You might be wondering, what is a canvas? It's the virtual paper you sketch on in Sketchbook. Whenever you open Sketchbook, a default canvas is created for you.
What is the size of the default canvas
The default canvas is based on the width and height of your monitor. If you would like to change the default size of the canvas, you can do this through either your preferences or during creation. See Creating a canvas.
Why would I change the canvas size
One reason for changing canvas size deals with the power of your machine or device. Some processors can handle incredibly large canvases without a hit to the speed or performance of the software. Others can't handle the stress a large canvas places on the processor.
Your project could be another reason for a different canvas size. If you are working on a matte painting that will be used as a background for a movie, will need a large canvas for creating this extremely large high-definition image. Same goes for printing posters.
What format are you outputting the image to?
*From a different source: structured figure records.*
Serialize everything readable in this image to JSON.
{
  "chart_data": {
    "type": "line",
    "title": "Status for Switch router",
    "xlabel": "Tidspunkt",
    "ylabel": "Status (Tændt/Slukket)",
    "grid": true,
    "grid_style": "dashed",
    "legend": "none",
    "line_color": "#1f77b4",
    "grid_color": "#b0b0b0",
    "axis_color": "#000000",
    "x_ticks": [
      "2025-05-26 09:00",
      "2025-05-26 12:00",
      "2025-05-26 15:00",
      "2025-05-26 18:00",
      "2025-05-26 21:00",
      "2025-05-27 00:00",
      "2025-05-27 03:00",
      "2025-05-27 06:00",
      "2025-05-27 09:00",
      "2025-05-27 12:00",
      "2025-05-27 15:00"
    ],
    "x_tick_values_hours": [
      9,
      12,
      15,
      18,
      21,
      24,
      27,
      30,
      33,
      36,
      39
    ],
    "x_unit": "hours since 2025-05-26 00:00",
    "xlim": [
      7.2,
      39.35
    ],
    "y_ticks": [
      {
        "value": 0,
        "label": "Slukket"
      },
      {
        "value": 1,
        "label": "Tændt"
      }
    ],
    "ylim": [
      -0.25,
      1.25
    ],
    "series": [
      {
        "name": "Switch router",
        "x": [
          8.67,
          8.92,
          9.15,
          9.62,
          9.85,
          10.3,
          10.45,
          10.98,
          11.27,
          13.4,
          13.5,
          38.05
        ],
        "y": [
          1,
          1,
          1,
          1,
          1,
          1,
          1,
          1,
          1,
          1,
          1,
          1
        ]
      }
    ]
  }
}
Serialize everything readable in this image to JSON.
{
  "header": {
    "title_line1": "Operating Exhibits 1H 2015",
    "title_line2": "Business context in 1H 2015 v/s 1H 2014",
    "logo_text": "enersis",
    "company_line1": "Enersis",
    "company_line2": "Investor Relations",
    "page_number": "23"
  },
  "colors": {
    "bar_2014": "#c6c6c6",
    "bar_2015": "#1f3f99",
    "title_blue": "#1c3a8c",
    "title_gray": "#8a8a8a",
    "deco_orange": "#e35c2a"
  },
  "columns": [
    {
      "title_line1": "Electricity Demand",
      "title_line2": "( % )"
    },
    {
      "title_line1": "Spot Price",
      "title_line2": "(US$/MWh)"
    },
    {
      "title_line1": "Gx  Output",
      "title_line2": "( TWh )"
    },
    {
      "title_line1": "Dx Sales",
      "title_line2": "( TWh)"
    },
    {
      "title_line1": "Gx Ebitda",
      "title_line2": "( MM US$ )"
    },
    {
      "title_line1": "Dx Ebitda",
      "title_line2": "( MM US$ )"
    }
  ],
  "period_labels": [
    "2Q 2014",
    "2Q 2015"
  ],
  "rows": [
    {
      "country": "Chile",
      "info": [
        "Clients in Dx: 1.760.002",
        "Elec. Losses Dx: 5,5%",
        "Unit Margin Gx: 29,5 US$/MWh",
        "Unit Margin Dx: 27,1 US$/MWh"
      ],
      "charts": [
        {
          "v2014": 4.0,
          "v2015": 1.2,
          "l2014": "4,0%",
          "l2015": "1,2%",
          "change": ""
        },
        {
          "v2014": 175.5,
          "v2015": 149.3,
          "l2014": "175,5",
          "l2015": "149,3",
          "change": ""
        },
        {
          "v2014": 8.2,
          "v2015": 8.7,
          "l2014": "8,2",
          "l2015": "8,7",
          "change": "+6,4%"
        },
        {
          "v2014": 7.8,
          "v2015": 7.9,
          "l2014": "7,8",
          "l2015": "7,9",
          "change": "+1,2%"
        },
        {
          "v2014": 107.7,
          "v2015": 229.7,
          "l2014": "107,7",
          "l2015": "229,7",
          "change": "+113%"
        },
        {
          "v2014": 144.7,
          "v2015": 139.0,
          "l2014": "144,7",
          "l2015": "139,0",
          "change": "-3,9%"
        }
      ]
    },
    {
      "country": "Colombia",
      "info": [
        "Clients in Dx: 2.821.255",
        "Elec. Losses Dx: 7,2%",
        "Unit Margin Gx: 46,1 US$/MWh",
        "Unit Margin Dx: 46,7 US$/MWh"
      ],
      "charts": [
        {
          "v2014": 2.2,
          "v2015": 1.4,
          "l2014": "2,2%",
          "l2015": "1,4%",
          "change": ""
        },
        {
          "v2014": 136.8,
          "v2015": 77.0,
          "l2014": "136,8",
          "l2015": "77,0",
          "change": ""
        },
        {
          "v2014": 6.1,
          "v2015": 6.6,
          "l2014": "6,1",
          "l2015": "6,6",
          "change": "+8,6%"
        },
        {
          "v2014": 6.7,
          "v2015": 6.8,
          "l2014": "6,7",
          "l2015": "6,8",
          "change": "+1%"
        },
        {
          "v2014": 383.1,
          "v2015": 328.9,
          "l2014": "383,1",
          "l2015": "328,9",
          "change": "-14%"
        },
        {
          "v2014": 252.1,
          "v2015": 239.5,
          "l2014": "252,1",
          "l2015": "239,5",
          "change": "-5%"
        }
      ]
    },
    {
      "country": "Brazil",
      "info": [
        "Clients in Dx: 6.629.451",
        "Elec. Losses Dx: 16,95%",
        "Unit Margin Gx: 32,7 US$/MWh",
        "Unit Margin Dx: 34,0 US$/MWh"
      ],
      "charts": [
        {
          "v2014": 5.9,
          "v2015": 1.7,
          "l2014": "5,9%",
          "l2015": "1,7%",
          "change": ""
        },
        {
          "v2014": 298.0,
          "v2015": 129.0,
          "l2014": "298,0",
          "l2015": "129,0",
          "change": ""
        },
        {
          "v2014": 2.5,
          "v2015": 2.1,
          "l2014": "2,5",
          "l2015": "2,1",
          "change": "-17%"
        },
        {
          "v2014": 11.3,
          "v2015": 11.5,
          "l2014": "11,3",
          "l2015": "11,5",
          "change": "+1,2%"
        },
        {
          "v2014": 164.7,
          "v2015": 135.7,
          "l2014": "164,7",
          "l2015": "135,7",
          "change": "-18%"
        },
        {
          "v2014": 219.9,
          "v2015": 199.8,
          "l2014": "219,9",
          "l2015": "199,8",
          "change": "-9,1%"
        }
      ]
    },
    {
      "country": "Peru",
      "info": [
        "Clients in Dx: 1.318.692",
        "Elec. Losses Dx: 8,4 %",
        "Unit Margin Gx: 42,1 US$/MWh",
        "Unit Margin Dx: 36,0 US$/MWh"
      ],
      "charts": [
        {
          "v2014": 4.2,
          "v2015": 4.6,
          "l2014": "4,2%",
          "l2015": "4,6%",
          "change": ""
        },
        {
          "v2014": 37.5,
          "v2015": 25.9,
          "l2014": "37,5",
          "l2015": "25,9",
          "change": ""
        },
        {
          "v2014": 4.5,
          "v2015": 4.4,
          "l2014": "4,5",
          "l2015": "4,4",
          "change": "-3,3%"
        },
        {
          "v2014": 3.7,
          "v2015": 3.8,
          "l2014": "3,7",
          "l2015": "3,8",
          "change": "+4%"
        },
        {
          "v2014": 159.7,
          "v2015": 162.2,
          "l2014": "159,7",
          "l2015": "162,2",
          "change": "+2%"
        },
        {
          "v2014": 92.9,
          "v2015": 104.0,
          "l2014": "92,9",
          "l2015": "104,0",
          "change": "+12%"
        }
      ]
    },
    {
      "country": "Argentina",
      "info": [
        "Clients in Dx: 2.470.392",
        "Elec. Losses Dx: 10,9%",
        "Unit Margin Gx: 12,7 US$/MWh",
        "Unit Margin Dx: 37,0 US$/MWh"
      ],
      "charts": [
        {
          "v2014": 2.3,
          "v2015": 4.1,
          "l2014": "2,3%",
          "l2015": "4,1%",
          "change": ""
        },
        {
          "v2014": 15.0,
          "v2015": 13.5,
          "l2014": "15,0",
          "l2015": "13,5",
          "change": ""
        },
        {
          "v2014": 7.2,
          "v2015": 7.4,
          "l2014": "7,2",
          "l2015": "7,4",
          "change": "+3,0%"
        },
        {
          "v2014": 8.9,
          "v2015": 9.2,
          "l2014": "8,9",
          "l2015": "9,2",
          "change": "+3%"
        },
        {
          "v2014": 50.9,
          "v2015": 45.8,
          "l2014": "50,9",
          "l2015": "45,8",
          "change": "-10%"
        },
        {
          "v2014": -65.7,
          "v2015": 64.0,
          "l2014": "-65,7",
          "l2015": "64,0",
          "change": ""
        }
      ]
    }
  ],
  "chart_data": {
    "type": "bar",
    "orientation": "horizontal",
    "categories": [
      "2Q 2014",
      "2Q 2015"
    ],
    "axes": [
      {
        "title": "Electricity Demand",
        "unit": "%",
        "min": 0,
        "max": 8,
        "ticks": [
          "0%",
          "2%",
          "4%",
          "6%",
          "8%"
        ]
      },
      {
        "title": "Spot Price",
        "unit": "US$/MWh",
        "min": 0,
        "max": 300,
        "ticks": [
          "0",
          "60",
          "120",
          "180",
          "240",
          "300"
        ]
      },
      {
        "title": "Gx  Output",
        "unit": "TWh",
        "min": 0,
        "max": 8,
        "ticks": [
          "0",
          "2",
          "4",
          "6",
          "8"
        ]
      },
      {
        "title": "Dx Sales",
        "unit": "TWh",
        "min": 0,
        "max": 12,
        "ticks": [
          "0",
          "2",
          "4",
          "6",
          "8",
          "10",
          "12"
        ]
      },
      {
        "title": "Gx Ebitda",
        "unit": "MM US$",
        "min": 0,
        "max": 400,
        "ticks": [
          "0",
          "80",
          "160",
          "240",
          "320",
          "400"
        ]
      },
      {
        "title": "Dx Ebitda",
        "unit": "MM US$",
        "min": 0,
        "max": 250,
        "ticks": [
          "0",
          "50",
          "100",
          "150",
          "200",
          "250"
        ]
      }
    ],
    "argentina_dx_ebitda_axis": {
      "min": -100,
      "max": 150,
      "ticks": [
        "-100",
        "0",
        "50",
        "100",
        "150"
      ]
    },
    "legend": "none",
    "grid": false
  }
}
If it's for the web, the print quality doesn't need to be nearly as high as for print. For example, for the web, 72ppi (pixels/inch) might be just fine. Whereas for print, you would probably be looking more at 300ppi.
What canvas units are there in Sketchbook
The canvas in Sketchbook on mobile devices operates strictly on pixels. There is no concept of pixels per inch. If you want to print your work, consider your output size and desired dpi first, and then create a canvas with the appropriate canvas size for printing.
On desktop, Sketchbook Pro offers pixels/inches, pixels/cm, and pixels/mm.
Why? For some professionals, industry standards dictate the units used. Other times, the locations of the artist or project determines the units. For example, since Europe has adapted metric as their system of measurement, you are more likely to need pixels/cm or pixels/mm.
What's the difference between ppi and dpi
Let's start with what each stands for:
- ppi is pixels per inch
- dpi is dots per inch
Both are used to describe the resolution of an image; however, they are not the same. PPI describes screen resolution (what you see on your monitor); whereas DPI describes print resolution (the number of dots of ink used for printing an image with a ink jet printer).
If you are creating content for the web and don't intend to print it, ppi is fine. If creating your image digitally, then sending it to be printed, dpi will be important.
How will the ppi/dpi of an image affect file size
The larger your ppi/dpi, the larger the file size. This is one of the reasons for understanding the intended use of the image. When an image is viewed online, a 72ppi and 2880ppi image look the same. However, the 72ppi image will load immediately, unlike the 2880ppi, which will chug as the page tries to load the image.